Motivation: The neutral pion decays to 2 photons ($\pi^0\to\gamma\gamma$) most of the time. For the decay of the neutral to 3 photons ($\pi^0\to 3\gamma$) we have an upper limit on the branching ratio of $3.1 \cdot 10^{-8}$ in the Particle Data Book (2012). The explanation is that this decay would violate charge conjugation.
I haven't found anything about angular momentum conservation in this decay: The pion has spin zero, the photon is a spin-one particle, but, being massless, a (free) photon cannot have 0 for the projection of the spin.
Now, my question is: Can I combine three photons to give a spin-zero state such that angular momentum in the $\pi^0\to 3\gamma$ decay is conserved?

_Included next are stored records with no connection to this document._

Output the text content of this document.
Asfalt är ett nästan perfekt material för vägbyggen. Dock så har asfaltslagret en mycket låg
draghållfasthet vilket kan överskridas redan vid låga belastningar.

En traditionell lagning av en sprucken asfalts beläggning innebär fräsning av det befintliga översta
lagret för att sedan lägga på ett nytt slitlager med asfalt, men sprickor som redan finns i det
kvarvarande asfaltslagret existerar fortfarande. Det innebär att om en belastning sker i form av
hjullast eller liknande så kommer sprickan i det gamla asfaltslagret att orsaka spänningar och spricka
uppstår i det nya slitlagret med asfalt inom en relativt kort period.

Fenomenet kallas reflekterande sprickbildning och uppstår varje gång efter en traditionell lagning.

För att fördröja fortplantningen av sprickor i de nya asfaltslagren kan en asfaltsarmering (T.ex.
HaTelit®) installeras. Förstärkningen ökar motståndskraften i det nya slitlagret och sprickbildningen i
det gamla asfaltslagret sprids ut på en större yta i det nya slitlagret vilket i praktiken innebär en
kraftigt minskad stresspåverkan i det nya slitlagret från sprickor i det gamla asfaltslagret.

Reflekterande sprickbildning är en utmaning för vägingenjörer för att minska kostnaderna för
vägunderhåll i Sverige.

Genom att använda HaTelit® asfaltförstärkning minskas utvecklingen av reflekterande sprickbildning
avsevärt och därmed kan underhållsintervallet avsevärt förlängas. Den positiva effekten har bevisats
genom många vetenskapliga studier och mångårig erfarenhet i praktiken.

Thoughts: For "ordinary" spin-zero particles the spin addition is described by the Clebsch-Gordan coefficients. From the tabulated CG coefficients I see that I can combine $1\times1$ to give a $J=1$ state with zero contribution from $m_1=m_2=0$. So I could add two photons, giving $J=1$ and $M=0$ (the important point being that all other possibilities are ruled out by the requirement of the photon not having $m=0$??). I could then add the third photon on top, argueing along the same lines.
Does that make sense? Is the application of the formalism correct?
(Sorry for writing so much text about a simple question.)
Best Answer
The decay of a neutral $\pi^0$ to three photons would indeed violate charge conjugation.
The charge conjugation argument goes as follows: The reaction $$\pi^0 \to 3 \gamma$$ is mediated by electromagnetism. QED has a charge conjugation symmetry, so you should be able to apply a charge conjugation to both sides of the equation. Under charge conjugation, $\pi^0 \to \pi^0$ while $\gamma \to - \gamma$ (this follows from the gauge principle). Therefore, the initial state has an even C transformation while the final state has an uneven C transformation. In other words: Applying these transformation properties to both sides of the above equation gives you a minus sign (this may seem like a bogus calculation, but you can work it out with the actual fields if you like).
The angular momentum thing is more difficult. You have to take into account that the system of three photons does not only have spin, but can also have an non-zero 'regular' angular momentum (e.g. the photons are emitted in a p-wave and not an s-wave).